Update: It appears TimeOut London has heard the dissent of Asians reverberating across the world wide web and responded in a three-paragraph statement posted on its website. The magazine stated that they were "politely informed" that "bursting these lovely little parcels of culinary joy before they reach your lips really isn't the done thing at all", and also apologised "to anybody who was peeved by our post".
At the same time, TimeOut London also took the opportunity to call on "knowledgeable food-lovers of China and Asia to tell us what traditional delicacies we Londoners should try - and how to eat them properly". Well played, TimeOut London, well played. But we accept your apology, now let's hope everyone does.
An open letter to TimeOut London
Dear TimeOut London,
Thank you for trying to introduce the wonderful world of Chinese cuisine to the city of London.
And also, for helping to unite the entire Asian continent on one noble cause - to restore honour to the shamed xiaolongbao, a Shanghai delicacy you very offensively likened to pus-filled pimples in your Facebook post on March 28.
Don't get us wrong, we dig the excitement you have for this traditional Chinese dumpling dish. But judging by the outrage you've caused, wouldn't it have been more sensible for you to first find out how to eat this delicious morsel of traditional meat-filled goodness before calling it an "exploding soup dumpling"?
We understand, it must all be so confusing - pick it up with a pair of chopsticks and you'll realise the tiny xiaolongbao is heavier than it looks, packs a whole lot of soup and more meat than expected.
And its skin, let's not forget its skin, so fragile it could burst with a slight poke, and yet so strong that you could hold it up with chopsticks without spoiling the surprise inside.
It's all right. There's still hope.
We've decided to clear up the misunderstanding once and for all - the xiaolongbao is NOT supposed to explode.
Yes, that's right. It's not. And certainly not in your plate or bowl.
As one Facebook user Cristian Tsang so aptly put it: "You're not supposed to pop the dumplings *Asians screaming everywhere*".
If we can't convince you, perhaps Taiwanese xiaolongbao restaurant Din Tai Fung, which happens to be one of the top restaurants in the world, can.
According to instructions displayed at Din Tai Fung restaurants, the bite-sized xiaolongbao must be picked up gently by the tip.
Next, it should be dipped lightly in a vinegar-soy sauce mixture.

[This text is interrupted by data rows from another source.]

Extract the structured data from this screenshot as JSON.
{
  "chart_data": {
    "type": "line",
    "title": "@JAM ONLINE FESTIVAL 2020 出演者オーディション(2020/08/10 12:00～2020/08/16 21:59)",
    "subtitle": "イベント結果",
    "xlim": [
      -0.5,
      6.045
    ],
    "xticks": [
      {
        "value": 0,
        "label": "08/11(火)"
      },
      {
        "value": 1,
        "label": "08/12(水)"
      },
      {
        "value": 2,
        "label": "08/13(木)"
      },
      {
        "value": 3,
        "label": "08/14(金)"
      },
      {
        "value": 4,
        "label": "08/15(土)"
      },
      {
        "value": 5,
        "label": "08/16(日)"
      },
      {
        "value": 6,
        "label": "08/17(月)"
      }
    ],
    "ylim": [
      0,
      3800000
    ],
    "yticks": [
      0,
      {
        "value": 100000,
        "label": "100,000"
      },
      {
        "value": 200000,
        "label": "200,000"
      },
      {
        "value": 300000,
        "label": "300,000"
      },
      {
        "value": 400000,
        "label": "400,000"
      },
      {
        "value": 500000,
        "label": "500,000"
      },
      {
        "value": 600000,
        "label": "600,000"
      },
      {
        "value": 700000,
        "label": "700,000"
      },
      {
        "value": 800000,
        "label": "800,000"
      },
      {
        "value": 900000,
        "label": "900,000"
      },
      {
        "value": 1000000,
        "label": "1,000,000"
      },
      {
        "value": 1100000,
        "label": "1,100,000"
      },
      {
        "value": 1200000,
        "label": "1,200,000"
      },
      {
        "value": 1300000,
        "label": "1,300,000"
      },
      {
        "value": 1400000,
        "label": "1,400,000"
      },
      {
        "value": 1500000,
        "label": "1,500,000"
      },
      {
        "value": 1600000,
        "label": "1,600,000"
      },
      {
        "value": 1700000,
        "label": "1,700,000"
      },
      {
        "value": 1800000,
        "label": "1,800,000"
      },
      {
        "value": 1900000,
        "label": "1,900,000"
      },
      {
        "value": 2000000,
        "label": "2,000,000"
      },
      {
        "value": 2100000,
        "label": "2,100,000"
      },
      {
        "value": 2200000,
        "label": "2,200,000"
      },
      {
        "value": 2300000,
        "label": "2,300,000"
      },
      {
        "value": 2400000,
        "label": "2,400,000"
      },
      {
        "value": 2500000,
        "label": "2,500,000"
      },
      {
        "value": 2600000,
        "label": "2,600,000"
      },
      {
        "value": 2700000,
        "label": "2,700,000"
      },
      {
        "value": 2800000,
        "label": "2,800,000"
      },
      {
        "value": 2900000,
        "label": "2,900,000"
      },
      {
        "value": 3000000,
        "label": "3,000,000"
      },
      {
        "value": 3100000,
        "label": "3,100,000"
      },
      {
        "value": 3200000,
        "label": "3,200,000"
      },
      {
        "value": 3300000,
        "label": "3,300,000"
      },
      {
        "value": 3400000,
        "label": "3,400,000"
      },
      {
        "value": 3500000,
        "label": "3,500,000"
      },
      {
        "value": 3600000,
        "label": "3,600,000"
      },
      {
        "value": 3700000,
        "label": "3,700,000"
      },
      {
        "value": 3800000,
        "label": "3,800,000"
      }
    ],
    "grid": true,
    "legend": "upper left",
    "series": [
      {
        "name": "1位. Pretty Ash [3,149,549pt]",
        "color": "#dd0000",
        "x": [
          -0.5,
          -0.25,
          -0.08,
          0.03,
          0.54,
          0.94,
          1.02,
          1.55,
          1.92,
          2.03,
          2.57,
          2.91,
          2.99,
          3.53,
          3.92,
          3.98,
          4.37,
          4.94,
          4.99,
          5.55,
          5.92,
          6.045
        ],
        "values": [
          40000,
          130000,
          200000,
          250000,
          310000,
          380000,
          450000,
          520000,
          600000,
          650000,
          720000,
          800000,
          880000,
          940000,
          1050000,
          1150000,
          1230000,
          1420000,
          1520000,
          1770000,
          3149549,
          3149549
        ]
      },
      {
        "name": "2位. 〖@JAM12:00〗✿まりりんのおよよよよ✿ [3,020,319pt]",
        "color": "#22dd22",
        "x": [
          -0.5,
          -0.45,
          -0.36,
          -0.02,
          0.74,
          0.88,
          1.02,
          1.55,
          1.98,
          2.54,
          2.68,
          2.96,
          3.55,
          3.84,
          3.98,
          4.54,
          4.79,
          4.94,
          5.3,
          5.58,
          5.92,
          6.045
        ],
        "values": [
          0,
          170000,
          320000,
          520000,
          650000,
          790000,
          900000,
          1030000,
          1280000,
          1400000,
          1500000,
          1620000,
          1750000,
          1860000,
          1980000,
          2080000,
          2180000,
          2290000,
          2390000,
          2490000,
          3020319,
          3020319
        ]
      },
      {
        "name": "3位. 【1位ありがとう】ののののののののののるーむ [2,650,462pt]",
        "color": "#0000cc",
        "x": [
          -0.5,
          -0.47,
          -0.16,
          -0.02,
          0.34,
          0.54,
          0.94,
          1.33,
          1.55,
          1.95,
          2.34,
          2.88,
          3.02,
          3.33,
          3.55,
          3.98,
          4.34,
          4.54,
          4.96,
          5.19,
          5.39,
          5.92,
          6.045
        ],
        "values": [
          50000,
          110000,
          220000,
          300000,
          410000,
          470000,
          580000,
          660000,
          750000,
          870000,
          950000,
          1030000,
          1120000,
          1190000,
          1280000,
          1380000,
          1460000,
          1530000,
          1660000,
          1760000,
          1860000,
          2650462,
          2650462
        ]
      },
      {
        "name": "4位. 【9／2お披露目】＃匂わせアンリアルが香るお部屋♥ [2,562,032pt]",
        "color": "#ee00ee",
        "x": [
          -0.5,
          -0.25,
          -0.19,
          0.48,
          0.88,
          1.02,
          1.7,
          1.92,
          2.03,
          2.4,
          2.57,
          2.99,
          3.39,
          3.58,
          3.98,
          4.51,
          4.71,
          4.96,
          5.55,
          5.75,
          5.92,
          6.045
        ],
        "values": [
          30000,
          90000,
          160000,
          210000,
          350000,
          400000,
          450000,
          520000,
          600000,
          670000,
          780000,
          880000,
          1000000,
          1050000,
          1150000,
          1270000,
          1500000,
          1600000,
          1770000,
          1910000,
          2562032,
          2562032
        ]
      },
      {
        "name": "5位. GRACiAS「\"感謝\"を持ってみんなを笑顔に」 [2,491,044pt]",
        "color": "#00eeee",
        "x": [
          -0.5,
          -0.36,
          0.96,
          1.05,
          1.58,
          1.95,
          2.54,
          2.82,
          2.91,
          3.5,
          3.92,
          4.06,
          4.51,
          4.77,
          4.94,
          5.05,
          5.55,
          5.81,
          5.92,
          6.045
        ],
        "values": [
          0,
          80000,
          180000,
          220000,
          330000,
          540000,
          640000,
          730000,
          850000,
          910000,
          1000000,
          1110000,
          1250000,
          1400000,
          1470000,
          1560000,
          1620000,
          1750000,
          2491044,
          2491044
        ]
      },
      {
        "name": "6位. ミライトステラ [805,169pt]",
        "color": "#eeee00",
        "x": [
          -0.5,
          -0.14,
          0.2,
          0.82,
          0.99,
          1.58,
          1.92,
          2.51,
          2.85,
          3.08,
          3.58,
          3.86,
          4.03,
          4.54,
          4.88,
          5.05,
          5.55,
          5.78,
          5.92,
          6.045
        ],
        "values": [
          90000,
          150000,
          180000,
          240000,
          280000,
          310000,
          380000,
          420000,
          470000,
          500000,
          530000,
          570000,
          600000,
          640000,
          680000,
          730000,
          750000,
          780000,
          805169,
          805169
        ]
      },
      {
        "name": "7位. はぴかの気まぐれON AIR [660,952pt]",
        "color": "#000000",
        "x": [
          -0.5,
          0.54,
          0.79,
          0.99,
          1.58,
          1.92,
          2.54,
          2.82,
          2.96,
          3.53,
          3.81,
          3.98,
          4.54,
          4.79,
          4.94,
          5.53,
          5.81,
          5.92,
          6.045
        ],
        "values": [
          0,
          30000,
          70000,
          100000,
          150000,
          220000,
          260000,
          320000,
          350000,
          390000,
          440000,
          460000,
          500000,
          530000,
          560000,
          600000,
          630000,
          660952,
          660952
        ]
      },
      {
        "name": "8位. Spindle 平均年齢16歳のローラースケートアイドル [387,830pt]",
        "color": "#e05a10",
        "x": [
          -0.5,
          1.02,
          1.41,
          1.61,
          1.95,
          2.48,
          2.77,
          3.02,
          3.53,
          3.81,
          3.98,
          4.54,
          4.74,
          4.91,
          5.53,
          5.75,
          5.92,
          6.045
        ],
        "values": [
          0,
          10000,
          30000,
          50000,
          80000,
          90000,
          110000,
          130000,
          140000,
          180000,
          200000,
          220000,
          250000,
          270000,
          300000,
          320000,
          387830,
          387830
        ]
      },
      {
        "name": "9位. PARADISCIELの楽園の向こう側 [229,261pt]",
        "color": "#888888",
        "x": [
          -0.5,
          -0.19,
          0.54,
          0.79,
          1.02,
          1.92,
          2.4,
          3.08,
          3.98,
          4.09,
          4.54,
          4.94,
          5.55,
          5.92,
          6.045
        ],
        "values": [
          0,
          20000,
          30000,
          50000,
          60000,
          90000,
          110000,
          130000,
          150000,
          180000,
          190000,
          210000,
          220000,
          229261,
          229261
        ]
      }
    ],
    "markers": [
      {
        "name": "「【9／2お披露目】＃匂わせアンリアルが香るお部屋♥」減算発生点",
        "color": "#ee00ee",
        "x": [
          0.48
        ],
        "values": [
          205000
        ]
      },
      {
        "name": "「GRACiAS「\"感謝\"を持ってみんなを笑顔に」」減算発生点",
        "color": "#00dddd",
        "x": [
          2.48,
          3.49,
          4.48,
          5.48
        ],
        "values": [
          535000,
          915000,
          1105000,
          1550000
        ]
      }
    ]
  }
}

Place the xiaolongbao in your spoon and create a small hole in the skin. Some of the piping hot broth will then ooze out slowly. If you sip it, you'll realise how wasteful you've been by bursting the dumpling prematurely on your plate all this while!
The last step is to add a few slices of ginger (which should be soaked in the same sauce mixture as before) on top of the dumpling.
Voila! The glorious xiaolongbao is now ready to enter your mouth.
You see, the highlight of the xiaolongbao is actually its soup. In China, it is not rare to see extra large versions of the xiaolongbao being sold.
Served in individual steam baskets, "XL" xiaolongbao is around the size of a ceramic side-plate. It comes with a straw sticking out of its head.
You'll have to sip up the soup with the straw before you can break open the dumpling to access its fillings.
While exotic to the rest of the world, this Chinese delicacy is almost 150 years old and has spawned a whole range of variations from minced pork to crab roe.
These days, there is even foie gras and truffle-flavoured xiaolongbao! It's a beautiful part of Chinese cuisine, and we hope you enjoy it the way it's meant to be enjoyed.
And please, stop wasting all that incredible broth by bursting the dumpling skin before it arrives on your spoon.